Explain how an upper bound on the energy of the first excited state can be found in the case that $V(x)$ is a symmetric function.

A particle of mass $2 m=\hbar^{2}$ moves in the potential

$$V(x)=-V_{0} e^{-x^{2}}, \quad V_{0}>0$$

Use the trial wavefunction

$$\psi(x)=e^{-\frac{1}{2} a x^{2}}$$

where $a$ is a positive real parameter, to establish the upper bound $E_{0} \leqslant E(a)$ for the energy of the ground state, where

$$E(a)=\frac{1}{2} a-V_{0} \frac{\sqrt{a}}{\sqrt{1+a}} .$$

Show that, for $a>0, E(a)$ has one zero and find its position.

Show that the turning points of $E(a)$ are given by

$$(1+a)^{3}=\frac{V_{0}^{2}}{a}$$

and deduce that there is one turning point in $a>0$ for all $V_{0}>0$.

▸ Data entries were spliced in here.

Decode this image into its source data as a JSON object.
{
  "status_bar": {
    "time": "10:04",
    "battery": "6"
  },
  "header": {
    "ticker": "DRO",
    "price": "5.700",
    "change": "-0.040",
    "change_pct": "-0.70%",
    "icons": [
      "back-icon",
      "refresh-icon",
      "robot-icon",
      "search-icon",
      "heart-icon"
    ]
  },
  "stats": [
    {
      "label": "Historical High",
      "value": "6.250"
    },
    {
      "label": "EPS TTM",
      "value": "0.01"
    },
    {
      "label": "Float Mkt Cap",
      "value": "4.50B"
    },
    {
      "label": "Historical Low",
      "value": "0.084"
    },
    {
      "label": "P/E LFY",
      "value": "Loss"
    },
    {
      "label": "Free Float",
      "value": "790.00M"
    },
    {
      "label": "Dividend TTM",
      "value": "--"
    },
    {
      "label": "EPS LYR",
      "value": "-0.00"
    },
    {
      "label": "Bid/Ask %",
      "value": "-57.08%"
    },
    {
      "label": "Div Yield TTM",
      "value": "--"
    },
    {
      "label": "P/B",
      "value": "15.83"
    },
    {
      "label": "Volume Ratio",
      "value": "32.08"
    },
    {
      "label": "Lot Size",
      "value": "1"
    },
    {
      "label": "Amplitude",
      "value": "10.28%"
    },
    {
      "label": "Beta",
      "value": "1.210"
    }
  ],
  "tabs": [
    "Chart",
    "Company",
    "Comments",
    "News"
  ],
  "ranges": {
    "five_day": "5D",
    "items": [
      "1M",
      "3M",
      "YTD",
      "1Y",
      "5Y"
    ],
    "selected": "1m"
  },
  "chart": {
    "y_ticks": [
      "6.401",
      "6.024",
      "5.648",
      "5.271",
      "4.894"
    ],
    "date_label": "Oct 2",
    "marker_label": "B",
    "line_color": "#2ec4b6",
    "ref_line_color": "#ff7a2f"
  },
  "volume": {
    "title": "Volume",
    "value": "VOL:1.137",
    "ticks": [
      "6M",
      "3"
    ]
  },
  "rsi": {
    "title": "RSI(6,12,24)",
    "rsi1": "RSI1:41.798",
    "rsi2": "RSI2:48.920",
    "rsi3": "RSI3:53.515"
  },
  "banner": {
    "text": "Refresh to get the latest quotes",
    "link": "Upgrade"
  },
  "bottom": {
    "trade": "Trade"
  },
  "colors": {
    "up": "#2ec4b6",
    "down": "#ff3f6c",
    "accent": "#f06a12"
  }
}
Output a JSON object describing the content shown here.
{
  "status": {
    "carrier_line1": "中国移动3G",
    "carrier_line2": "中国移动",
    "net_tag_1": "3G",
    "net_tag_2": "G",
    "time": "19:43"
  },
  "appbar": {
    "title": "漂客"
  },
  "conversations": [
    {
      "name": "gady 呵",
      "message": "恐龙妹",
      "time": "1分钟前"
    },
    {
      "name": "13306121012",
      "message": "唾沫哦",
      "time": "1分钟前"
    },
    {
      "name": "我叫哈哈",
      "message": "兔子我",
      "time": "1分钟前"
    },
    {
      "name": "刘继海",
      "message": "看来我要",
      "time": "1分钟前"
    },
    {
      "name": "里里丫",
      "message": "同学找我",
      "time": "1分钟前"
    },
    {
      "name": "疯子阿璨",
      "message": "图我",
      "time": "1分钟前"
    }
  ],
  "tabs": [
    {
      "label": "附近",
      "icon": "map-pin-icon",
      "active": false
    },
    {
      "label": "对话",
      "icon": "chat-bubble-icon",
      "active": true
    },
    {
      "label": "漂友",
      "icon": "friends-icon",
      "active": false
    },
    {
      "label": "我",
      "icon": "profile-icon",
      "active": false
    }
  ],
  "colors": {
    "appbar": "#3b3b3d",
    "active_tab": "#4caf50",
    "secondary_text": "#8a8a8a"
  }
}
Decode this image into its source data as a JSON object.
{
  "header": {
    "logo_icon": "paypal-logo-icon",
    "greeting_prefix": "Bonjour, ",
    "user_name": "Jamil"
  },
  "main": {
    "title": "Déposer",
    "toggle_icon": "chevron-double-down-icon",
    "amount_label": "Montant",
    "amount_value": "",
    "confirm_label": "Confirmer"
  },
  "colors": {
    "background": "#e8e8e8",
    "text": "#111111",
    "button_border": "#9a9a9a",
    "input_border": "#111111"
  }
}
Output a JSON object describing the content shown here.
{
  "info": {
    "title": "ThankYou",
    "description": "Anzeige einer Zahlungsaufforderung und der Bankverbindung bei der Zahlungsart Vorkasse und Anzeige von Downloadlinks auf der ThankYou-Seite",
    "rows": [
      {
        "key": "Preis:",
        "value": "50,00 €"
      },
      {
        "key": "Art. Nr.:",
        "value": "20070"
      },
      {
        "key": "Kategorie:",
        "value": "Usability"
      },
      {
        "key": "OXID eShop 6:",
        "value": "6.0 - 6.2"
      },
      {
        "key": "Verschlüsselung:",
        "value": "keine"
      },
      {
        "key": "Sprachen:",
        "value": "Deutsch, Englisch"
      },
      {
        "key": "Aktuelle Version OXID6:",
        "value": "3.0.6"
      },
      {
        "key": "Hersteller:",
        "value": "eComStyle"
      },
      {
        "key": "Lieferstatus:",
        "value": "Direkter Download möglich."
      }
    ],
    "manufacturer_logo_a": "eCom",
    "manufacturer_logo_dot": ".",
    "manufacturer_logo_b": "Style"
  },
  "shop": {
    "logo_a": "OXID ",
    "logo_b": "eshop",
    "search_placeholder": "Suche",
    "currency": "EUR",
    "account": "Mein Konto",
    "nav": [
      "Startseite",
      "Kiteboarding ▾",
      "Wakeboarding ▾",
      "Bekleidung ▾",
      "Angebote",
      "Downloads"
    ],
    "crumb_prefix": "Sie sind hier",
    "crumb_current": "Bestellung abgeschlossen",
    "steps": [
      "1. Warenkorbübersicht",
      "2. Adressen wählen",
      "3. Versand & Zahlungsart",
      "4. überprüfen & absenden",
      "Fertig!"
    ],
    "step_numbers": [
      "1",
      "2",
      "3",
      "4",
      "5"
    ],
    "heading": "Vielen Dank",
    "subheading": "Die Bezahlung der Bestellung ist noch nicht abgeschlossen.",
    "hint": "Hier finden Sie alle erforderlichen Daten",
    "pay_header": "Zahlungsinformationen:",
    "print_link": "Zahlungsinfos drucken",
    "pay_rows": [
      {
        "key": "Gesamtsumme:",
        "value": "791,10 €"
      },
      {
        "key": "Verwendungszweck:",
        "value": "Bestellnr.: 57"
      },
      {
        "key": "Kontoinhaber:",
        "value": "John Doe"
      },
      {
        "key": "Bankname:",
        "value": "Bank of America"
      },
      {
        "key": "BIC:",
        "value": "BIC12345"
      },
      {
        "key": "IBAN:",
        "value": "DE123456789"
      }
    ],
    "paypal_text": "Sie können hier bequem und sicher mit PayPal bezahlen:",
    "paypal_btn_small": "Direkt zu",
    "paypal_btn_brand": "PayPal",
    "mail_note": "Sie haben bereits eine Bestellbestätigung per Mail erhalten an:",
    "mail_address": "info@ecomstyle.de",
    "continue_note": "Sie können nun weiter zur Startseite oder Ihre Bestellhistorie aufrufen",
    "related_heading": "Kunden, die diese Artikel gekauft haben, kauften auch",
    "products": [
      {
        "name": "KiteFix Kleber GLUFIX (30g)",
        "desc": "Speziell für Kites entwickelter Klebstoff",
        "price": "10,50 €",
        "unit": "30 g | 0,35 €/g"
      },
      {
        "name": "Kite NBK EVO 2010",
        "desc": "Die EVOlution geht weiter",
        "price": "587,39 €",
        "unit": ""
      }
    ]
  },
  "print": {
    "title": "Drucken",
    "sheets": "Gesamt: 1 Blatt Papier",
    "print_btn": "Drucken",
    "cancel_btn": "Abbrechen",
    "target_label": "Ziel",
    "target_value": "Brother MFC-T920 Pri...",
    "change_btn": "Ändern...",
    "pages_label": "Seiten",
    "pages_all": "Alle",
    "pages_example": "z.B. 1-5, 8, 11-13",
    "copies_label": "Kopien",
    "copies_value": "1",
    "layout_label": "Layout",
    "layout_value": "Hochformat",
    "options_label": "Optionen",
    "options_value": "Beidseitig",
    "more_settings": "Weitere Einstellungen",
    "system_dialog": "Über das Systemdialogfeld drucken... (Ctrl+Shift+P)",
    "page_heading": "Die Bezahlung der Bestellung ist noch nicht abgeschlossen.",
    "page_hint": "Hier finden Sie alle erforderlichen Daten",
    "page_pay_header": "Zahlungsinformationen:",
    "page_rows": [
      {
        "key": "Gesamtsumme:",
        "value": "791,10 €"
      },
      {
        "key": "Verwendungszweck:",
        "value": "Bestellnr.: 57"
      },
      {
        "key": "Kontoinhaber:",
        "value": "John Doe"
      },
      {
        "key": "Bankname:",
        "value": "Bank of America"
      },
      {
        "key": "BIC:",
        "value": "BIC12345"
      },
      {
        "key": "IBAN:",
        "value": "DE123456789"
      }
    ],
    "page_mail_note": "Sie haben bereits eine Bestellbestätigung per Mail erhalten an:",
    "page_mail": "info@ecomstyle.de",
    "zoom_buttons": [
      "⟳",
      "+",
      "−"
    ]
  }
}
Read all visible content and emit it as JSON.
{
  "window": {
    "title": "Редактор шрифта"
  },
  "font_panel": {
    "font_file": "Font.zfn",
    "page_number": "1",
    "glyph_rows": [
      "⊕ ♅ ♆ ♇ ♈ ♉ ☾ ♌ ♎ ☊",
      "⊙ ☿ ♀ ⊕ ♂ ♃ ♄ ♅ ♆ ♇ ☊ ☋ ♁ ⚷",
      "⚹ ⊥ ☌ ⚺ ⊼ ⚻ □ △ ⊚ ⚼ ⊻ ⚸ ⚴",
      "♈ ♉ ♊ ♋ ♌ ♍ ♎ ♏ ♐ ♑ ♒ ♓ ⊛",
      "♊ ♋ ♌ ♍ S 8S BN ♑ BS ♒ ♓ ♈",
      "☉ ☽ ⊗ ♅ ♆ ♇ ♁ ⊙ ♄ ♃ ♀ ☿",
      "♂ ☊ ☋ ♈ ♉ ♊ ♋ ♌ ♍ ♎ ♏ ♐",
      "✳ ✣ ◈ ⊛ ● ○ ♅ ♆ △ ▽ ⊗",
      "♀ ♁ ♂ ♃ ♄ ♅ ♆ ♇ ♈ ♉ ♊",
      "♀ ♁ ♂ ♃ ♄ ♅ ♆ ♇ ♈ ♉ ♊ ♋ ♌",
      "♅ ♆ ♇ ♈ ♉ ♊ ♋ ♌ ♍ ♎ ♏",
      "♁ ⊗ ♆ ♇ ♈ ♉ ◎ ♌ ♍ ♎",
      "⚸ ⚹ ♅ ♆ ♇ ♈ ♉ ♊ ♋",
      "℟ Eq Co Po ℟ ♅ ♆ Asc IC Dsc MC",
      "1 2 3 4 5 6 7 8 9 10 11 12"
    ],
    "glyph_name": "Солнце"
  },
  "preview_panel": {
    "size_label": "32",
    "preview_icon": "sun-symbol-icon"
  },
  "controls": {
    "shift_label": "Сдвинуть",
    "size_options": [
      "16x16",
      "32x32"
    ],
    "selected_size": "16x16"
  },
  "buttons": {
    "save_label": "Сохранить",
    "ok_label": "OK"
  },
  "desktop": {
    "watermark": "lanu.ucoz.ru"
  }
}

Sketch $E(a)$ for $a>0$ and hence deduce that $V(x)$ has at least one bound state for all $V_{0}>0$.

For $0<V_{0} \ll 1$ show that

$$-V_{0}<E_{0} \leqslant \epsilon\left(V_{0}\right),$$

where $\epsilon\left(V_{0}\right)=-\frac{1}{2} V_{0}^{2}+\mathrm{O}\left(V_{0}^{4}\right)$.

[You may use the result that $\int_{-\infty}^{\infty} e^{-b x^{2}} d x=\sqrt{\frac{\pi}{b}}$ for $b>0 .$ ]